⚔️ Trouble at the Gate
As summer rolled on, we started hearing reports from other beekeepers: wasps were on the prowl. Hungry and opportunistic, wasps will often raid hives late in the season, looking for easy access to honey or even bee brood.
We respect wasps — they’re pollinators too, and part of the natural balance — but we didn’t want them getting the upper hand at our hive.
🔧 A Simple Solution
Instead of setting traps or taking action that might harm the wasps, we went for a gentle, clever fix: an entrance reducer.
By shrinking the hive entrance down to just one bee space, the guard bees suddenly had far less ground to cover.
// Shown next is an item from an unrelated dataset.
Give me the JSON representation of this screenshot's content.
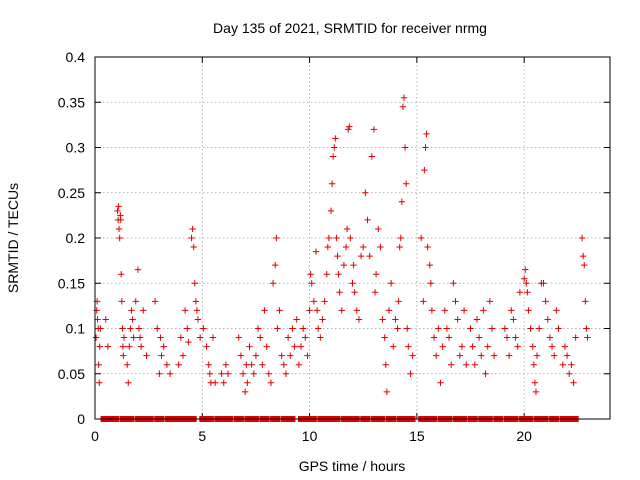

Safety in numbers! Now, every wasp trying its luck would meet a wall of determined guards, ready to block the way.
💡 Did you know?
Bees have special guard bees who station themselves at the hive entrance. Their job is to smell every bee coming in. If it smells of “home,” they’re let through. If not… it’s challenged. Wasps, robbing bees, and intruders often find themselves wrestled or chased away.
✨ Success!
During the height of wasp season, we saw the occasional wasp buzzing around the hive, testing its luck. But not once did we see a wasp make it inside. The bees held the line brilliantly — proof that sometimes the simplest solutions really are the best.